BURNETT: But we're now in a world where the media's changed. I mean, there's just so many sources. It used to be the Oprah Book Club, the "Oprah Show".
BURNETT: The "Oprah" magazine and she really could dominate the whole media world. Is that done -- I'm not talking about for her, I'm just saying for the future for there to be a person like that?
SALATA: Well, there is no question that things have changed. There's too many choices on television probably for somebody to go out and dominate for 25 years like she did. Even if they were, you know, as gifted, but hard to do.
BURNETT: And how does that play into the new network now, the Oprah Winfrey Network, OWN? That's been sort of one of the first things -- I mean, at least in recent years where she hit a little bit of a hiccup and now, she's really getting involved to make sure it's successful.
SALATA: Right. Well, I know, we finished the show May 25th, took a little nap, and then, all of a sudden, now, we're diving into a 24-hour cable network. What I can see --
BURNETT: Welcome to our world, by the way.

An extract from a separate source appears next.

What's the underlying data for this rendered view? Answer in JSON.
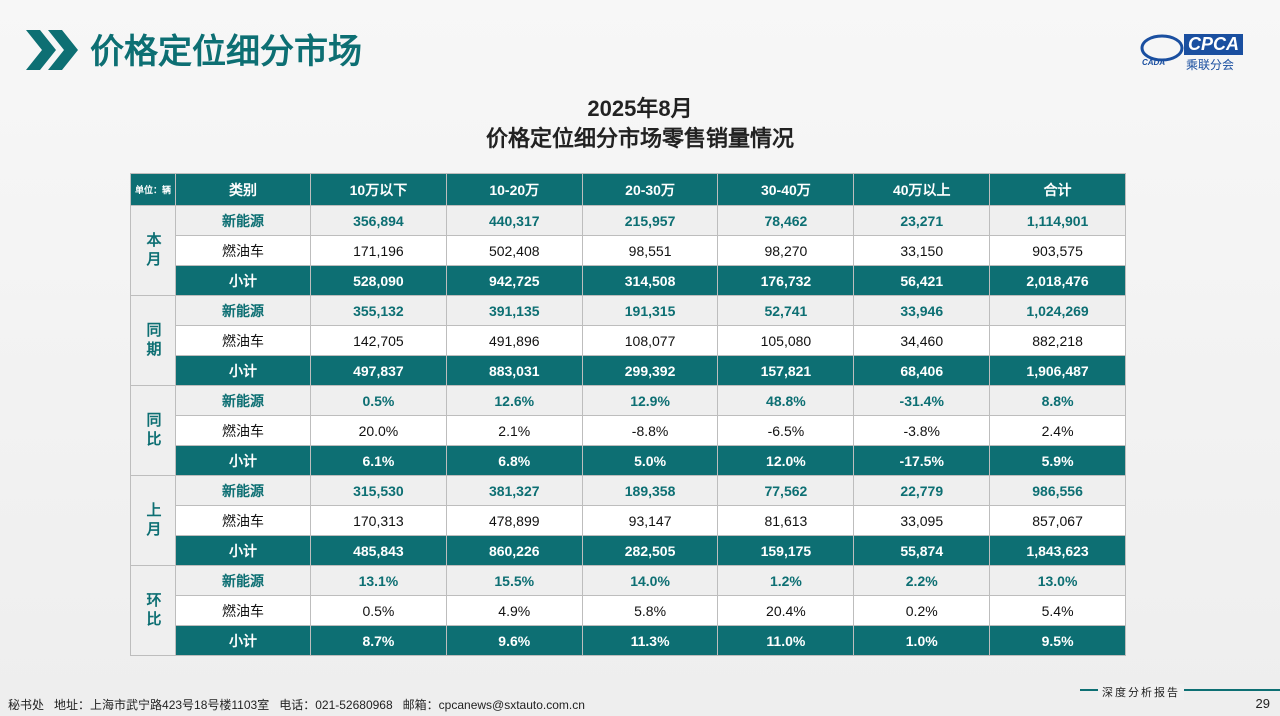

SALATA: Exactly. You guys work really hard.
What I can see is there's going to be more freedom to do more things, that we can widen and expand our vision for the kinds of things we want to do on television. We can take more risks. We can try more things. So, in the end it's going to be tons of fun.
But it is a lot of work getting one going. I'll tell you that.
BURNETT: So when you look at running this network so far, what are the things you're most proud of that you actually think are really working right now, which you're committed to?
SALATA: Well, we just wrapped up the season one of Oprah's life class, which is a bold move going on air every night to teach. Using some of the best clips of the "Oprah Show" and going online for webcasts and talking to people around the world on Facebook. So, that was bold and a lot of people would say risky, and, you know, the people came.
BURNETT: So let me ask you, do you think you have enough for the 24-hour channel of programming?
BURNETT: Not yet?
SALATA: Not yet. No. I mean, we've had a really good couple months. We have some things that are breakout hits that we're renewing for second seasons. Our Lisa Ling show, "Our America," we're so proud of. She is just doing a fantastic job.
And then Oprah's coming back in January with another show, "Next Chapter," which are going to be all the fantastic travel adventures and interviews that people really love to see her on. She's out of the chair. It will be cool to see her out in the world and around the country and not in a studio.
BURNETT: Well, let us know if she needs any special reporting. We'll fill in.
Thanks so much, Sheri. Great to meet you.
SALATA: Really nice to meet you, too.
BURNETT: All right. We're going to be in the nation's capital next week covering the super committee countdown, and on Tuesday, CNN is hosting a Republican debate on national security.
Super committee, don't sleep. Don't eat. Do a deal. We're not going to give you water until you do a deal. Then, we know you can do it.
"ANDERSON COOPER 360" starts right now.